“He can talk well upon every subject,” she told her son.

“My dear mother, you mean that he is an adept in the season’s jargon, and can talk of those subjects which came into fashion last month; like the new cut of our coat collars, and the new colour of our neckties. A man of that kind always impresses people with his cleverness in May and the first half of June. Talk with him later, and you’ll find him flat, stale, and unprofitable. By July he will have emptied his bag.”

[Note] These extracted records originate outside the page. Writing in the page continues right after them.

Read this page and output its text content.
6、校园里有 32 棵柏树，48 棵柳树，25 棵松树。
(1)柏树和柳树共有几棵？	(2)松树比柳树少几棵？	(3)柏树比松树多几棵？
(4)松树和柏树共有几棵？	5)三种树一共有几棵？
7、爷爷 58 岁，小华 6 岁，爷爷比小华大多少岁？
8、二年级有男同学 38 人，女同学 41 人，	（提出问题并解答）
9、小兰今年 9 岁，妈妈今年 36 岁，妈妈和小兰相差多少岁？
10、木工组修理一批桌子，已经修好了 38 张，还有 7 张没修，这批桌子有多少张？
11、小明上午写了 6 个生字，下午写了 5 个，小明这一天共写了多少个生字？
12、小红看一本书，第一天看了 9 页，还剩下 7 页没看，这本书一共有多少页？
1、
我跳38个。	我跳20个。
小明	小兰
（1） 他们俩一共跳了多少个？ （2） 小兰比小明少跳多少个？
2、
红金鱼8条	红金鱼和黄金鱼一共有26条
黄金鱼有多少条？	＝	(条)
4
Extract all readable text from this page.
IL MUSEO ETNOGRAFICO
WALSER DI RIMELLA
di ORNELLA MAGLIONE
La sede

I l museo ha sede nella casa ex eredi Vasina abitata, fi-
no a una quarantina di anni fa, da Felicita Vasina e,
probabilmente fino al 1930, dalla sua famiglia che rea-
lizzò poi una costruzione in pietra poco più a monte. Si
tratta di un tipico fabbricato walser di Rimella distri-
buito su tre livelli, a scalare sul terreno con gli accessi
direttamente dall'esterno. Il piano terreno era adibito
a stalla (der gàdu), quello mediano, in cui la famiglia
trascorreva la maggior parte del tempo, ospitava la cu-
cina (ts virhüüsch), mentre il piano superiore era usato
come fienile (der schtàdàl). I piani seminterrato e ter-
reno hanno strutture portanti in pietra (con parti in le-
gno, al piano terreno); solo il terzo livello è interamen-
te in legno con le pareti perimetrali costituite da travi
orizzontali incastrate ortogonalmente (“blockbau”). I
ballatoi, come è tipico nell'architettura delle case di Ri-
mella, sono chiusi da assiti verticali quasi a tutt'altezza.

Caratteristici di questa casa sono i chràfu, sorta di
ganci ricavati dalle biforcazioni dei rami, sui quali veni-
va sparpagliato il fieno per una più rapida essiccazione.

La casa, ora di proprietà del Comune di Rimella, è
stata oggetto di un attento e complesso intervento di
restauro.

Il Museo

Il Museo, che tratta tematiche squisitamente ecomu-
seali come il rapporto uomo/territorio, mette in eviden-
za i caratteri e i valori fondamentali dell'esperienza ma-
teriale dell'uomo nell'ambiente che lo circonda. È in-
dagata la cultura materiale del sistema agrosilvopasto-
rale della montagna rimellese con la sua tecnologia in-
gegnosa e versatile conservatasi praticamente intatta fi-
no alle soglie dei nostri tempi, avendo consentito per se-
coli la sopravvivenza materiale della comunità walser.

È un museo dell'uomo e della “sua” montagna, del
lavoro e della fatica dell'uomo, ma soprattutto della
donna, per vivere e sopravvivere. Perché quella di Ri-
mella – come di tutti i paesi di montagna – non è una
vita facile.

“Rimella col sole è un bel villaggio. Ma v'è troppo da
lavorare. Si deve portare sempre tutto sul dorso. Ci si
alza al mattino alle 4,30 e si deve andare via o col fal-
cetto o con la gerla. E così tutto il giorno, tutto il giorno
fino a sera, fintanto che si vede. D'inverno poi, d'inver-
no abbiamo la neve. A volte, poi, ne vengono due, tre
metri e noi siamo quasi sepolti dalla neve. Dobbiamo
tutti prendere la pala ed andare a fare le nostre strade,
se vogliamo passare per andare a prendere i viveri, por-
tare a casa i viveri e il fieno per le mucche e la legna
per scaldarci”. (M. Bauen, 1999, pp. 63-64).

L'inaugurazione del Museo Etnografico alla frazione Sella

It was scarcely a surprise to Vansittart, knowing his mother’s liking for Mr. Sefton, to find that gentleman seated in her drawing-room one Saturday evening when he returned rather late from a polo match at Hurlingham. It was to be Eve’s last Saturday in London. June was at hand, and she was to go back to Fernhurst on the first of the month, to spend the small remnant of her single life with her sisters. She was to be married on St. John’s Day.

They had lingered at the tea-table on the lawn, sighing sentimentally over the idea that this was positively the last Saturday: that not again for nearly a year could they sit together drinking tea out of the homely little brown teapot, and watching the careless crowd come and go in the sunshine and the summery air.

In Charles Street, the cups and saucers had not been cleared away, although it was past seven. A side window in the front drawing-room looked westward, up the old-fashioned street, towards the Park, and the low sunlight was pouring in through the Madras-muslin curtain, shining on the jardinière of golden lilies and over the glittering toys on the silver table.

Vansittart opened the drawing-room door, but changed his mind about going in when he saw Sefton established on the sofa, half hidden in a sea of pillows.

“I’m very late,” he said. “How do you do, Sefton?” with a curt nod. “I’m to dine in Bruton Street, mother. Good night, if I don’t see you again.”

“Pray come in, Jack. I have something very serious to tell you—or at least Mr. Sefton has. He has been waiting for you ever since five o’clock. I wanted him to tell you at once. It is too serious for delay.”

“If I hadn’t left Miss Marchant and my sister five minutes ago I should think, by your solemnity, that one of them had been killed,” exclaimed Vansittart, scornfully, crossing the room with leisurely step, and seating himself with his back to the yellow brightness of that western window. “And now, my dear mother, may I inquire the nature of the mountain which you and Mr. Sefton have conjured out of some innocent molehill? Please don’t be very slow and solemn, as I have only half an hour to dress and get to Bruton Street. Boïto’s Mephistopheles will begin at half-past eight.”